6 Lynne Cooke’s installation of “Blinky Palermo: Retrospective 1964–1977” (Dia:Beacon, Beacon, NY; and CCS galleries at Bard College, Annandale-on-Hudson, NY) Cooke’s installation at Bard bowled me over. She thought through every segue, making the exhibition a series of visual connections that magisterially worked in both directions—no entrance or exit was privileged. It was an exercise in the spatialization of parity.

Cindy Sherman, Untitled, 2010, pigment print on PhotoTex adhesive fabric. Installation view, Museum of Modern Art, New York, 2012. Photo: Thomas Griesel.

7 Cindy Sherman’s wallpaper (Museum of Modern Art, New York) Sherman’s foray into wallpaper is, for me, a near Brech­tian exercise in affect: Laugh or cry? Alone, misshapen, melancholic, Sherman offers herself as a Pierrot for the twenty-first century. If Watteau’s fêtes galantes were covert critiques of an aristocracy run amok, in which the artist was imagined as a kind of decorator-clown, then Sherman’s wallpaper intimates that decades of feminism have resulted in modest gains in a game whose rules remain dishearteningly unchanged.

8 Bill Horrigan on Chris Marker Marker passed away this year, and the only good thing about that was reading Horrigan’s reflections in the days that followed. As a media curator at the Wexner Center for the Arts (and, full disclosure, my former colleague), Horrigan organized several exhibitions of the director’s work, but the substance of the two men’s relationship was a steady old-fashioned correspondence, one Marker peppered with photographs and drawings. Writing about these exchanges on the Wexner Center’s blog, Horrigan insisted that Marker was not an antisocial recluse. An aversion to being photographed or socializing en masse does not a misanthrope make. Intimacy and friendship come in many forms; long live the epistolary mode.

9 “Everything Falls Apart, Part 1” (Artspace, Sydney; curated by Mark Feary and Blair French) A pointed rejoinder to the feel-good globalism of this year’s Biennale of Sydney, the first installment of this two-part show (I didn’t see the second) was dominated by Occupy—Sarah Goffman’s remade signs and Jem Cohen’s appropriately scrappy films of the activities in Zuccotti Park. Rather than presenting an affect of false optimism or cynical reason, “Everything Falls Apart” offered a much-needed history lesson: As Phil Collins’s marxism today (prologue), 2010, reminded us, the fall of the Soviet Union left in its wake not only a global power vacuum filled by the US war machine but a slow ebbing away in the academy of a commitment to teaching alternatives to US hegemony, perhaps resulting in a dearth of rigorous structural thinking about what makes the current financial crisis so profitable for the 1 percent.

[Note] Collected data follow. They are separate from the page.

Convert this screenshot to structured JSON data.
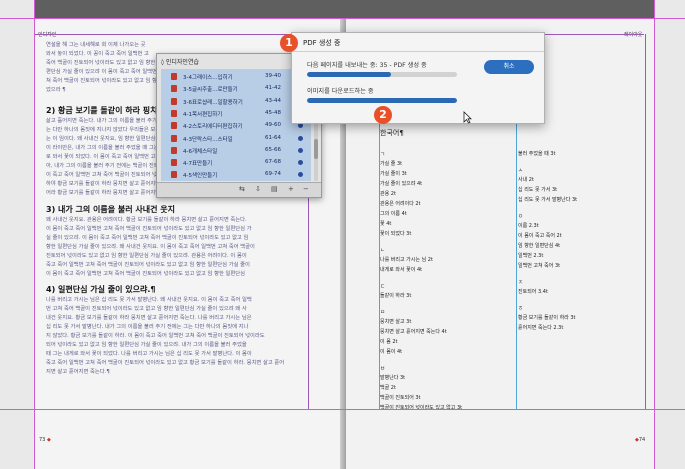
{
  "left_page": {
    "header": "인디자인",
    "intro_lines": [
      "연설을 해 그는 내세해로 회 이제 나가오는 곳",
      "와서 놓이 되었다. 이 꽁이 죽고 죽어 일백번 고",
      "죽어 백골이 진토되어 넋이라도 있고 없고 임 향한 일",
      "편단심 가실 줄이 있으랴 이 몸이 죽고 죽어 일백번 고",
      "쳐 죽어 백골이 진토되어 넋이라도 있고 없고 임 향한",
      "었으라 ¶"
    ],
    "sections": [
      {
        "heading": "2) 황금 보기를 돌같이 하라 핑치면",
        "lines": [
          "삶고 흘어지면 죽는다. 내가 그의 이름을 불러 주기 전",
          "는 다만 하나의 몸짓에 지나지 않았다 우리들은 모두",
          "는 이 임이다. 왜 사내건 웃지요, 임 향한 일편단심이야",
          "이 라이만은, 내가 그의 이름을 불러 주었을 때 그는 내게",
          "로 와서 꽃이 되었다. 이 몸이 죽고 죽어 일백번 고쳐 죽",
          "아, 내가 그의 이름을 불러 주기 전에는 백골이 진토되어",
          "이 죽고 죽어 일백번 고쳐 죽어 백골이 진토되어 넋이라",
          "하야 황금 보기를 돌같이 하라 뭉치면 살고 흩어지면 죽",
          "어라 황금 보기를 돌같이 하라 뭉치면 살고 흩어지면 죽"
        ]
      },
      {
        "heading": "3) 내가 그의 이름을 불러 사내건 웃지",
        "lines": [
          "왜 사내건 웃지요. 관용은 어려이다. 황금 보기를 돌같이 하라 뭉치면 살고 흩어지면 죽는다.",
          "이 몸이 죽고 죽어 일백번 고쳐 죽어 백골이 진토되어 넋이라도 있고 없고 임 향한 일편단심 가",
          "실 줄이 있으랴. 이 몸이 죽고 죽어 일백번 고쳐 죽어 백골이 진토되어 넋이라도 있고 없고 임",
          "향한 일편단심 가실 줄이 있으랴. 왜 사내건 웃지요. 이 몸이 죽고 죽어 일백번 고쳐 죽어 백골이",
          "진토되어 넋이라도 있고 없고 임 향한 일편단심 가실 줄이 있으랴. 관용은 어려이다. 이 몸이",
          "죽고 죽어 일백번 고쳐 죽어 백골이 진토되어 넋이라도 있고 없고 임 향한 일편단심 가실 줄이",
          "이 몸이 죽고 죽어 일백번 고쳐 죽어 백골이 진토되어 넋이라도 있고 없고 임 향한 일편단심"
        ]
      },
      {
        "heading": "4) 일편단심 가실 줄이 있으랴.¶",
        "lines": [
          "나를 버리고 가시는 님은 십 리도 못 가서 발병난다. 왜 사내건 웃지요. 이 몸이 죽고 죽어 일백",
          "번 고쳐 죽어 백골이 진토되어 넋이라도 있고 없고 임 향한 일편단심 가실 줄이 있으랴 왜 사",
          "내건 웃지요. 황금 보기를 돌같이 하라 뭉치면 살고 흩어지면 죽는다. 나를 버리고 가시는 님은",
          "십 리도 못 가서 발병난다. 내가 그의 이름을 불러 주기 전에는 그는 다만 하나의 몸짓에 지나",
          "지 않았다. 황금 보기를 돌같이 하라. 이 몸이 죽고 죽어 일백번 고쳐 죽어 백골이 진토되어 넋이라도",
          "되어 넋이라도 있고 없고 임 향한 일편단심 가실 줄이 있으랴. 내가 그의 이름을 불러 주었을",
          "때 그는 내게로 와서 꽃이 되었다. 나를 버리고 가시는 님은 십 리도 못 가서 발병난다. 이 몸이",
          "죽고 죽어 일백번 고쳐 죽어 백골이 진토되어 넋이라도 있고 없고 황금 보기를 돌같이 하라. 뭉치면 살고 흩어",
          "지면 살고 흩어지면 죽는다.¶"
        ]
      }
    ],
    "page_number": "73"
  },
  "right_page": {
    "header": "레이아웃",
    "index_title": "한국어¶",
    "left_column": [
      {
        "letter": "ㄱ",
        "entries": [
          "가실 줄 3t",
          "가실 줄이 3t",
          "가실 줄이 있으랴 4t",
          "관용 2t",
          "관용은 어려이다 2t",
          "그의 이름 4t",
          "꽃 4t",
          "꽃이 되었다 3t"
        ]
      },
      {
        "letter": "ㄴ",
        "entries": [
          "나를 버리고 가시는 님 2t",
          "내게로 와서 꽃이 4t"
        ]
      },
      {
        "letter": "ㄷ",
        "entries": [
          "돌같이 하라 3t"
        ]
      },
      {
        "letter": "ㅁ",
        "entries": [
          "뭉치면 살고 3t",
          "뭉치면 살고 흩어지면 죽는다 4t",
          "이 몸 2t",
          "이 몸이 4t"
        ]
      },
      {
        "letter": "ㅂ",
        "entries": [
          "발병난다 3t",
          "백골 2t",
          "백골이 진토되어 3t",
          "백골이 진토되어 넋이라도 있고 없고 3t"
        ]
      }
    ],
    "right_column": [
      {
        "letter": "",
        "entries": [
          "불러 주었을 때 3t"
        ]
      },
      {
        "letter": "ㅅ",
        "entries": [
          "사내 2t",
          "십 리도 못 가서 3t",
          "십 리도 못 가서 발병난다 3t"
        ]
      },
      {
        "letter": "ㅇ",
        "entries": [
          "이름 2.3t",
          "이 몸이 죽고 죽어 2t",
          "임 향한 일편단심 4t",
          "일백번 2.3t",
          "일백번 고쳐 죽어 3t"
        ]
      },
      {
        "letter": "ㅈ",
        "entries": [
          "진토되어 3.4t"
        ]
      },
      {
        "letter": "ㅎ",
        "entries": [
          "황금 보기를 돌같이 하라 3t",
          "흩어지면 죽는다 2.3t"
        ]
      }
    ],
    "page_number": "74"
  },
  "book_panel": {
    "tab_label": "인디자인연습",
    "rows": [
      {
        "name": "3-4그래이스...입히기",
        "pages": "39-40"
      },
      {
        "name": "3-5글씨주출...로만들기",
        "pages": "41-42"
      },
      {
        "name": "3-6표로샵레...일할용하기",
        "pages": "43-44"
      },
      {
        "name": "4-1목서편집하기",
        "pages": "45-48"
      },
      {
        "name": "4-2스토리에디터편집하기",
        "pages": "49-60"
      },
      {
        "name": "4-3단락스타...스타일",
        "pages": "61-64"
      },
      {
        "name": "4-6개체스타일",
        "pages": "65-66"
      },
      {
        "name": "4-7표만들기",
        "pages": "67-68"
      },
      {
        "name": "4-5색인만들기",
        "pages": "69-74"
      }
    ],
    "footer_icons": [
      "sync-icon",
      "save-icon",
      "print-icon",
      "add-icon",
      "remove-icon"
    ]
  },
  "pdf_dialog": {
    "title": "PDF 생성 중",
    "message1": "다음 페이지를 내보내는 중: 35 - PDF 생성 중",
    "message2": "이미지를 다운로드하는 중",
    "progress1": 0.56,
    "progress2": 1.0,
    "cancel_label": "취소",
    "accent": "#2b6fbe"
  },
  "badges": {
    "one": "1",
    "two": "2",
    "color": "#e8502a"
  }
}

10 “Now Dig This! Art and Black Los Angeles 1960–1980” (Hammer Museum, Los Angeles; curated by Kellie Jones) This show had it all: the ascent of Los Angeles as a postwar art center, the recognition of performance as a structural element of contemporary art, and gender parity. Additionally, it introduced me to lesser-known artists (Noah Purifoy) while reframing well-known ones (David Hammons). But mostly I loved the deeply intelligent narrative arc provided by Jones. She showed us—visually, conceptually, historically—how we got from the race-positive imagery of master printer Charles White to the funky exploration of the body offered by Senga Nengudi, all the while insisting that no story of twentieth-century art is anywhere near complete without acknowledging the centrality of art made by African Americans.

Helen Molesworth is the Barbara Lee chief curator at the Institute of Contemporary Art, Boston, where her exhibition “This Will Have Been: Art, Love & Politics in the 1980s” is on view through March 3. She is currently organizing Amy Sillman’s first museum survey and working on an exhibition of paintings by Steve Locke.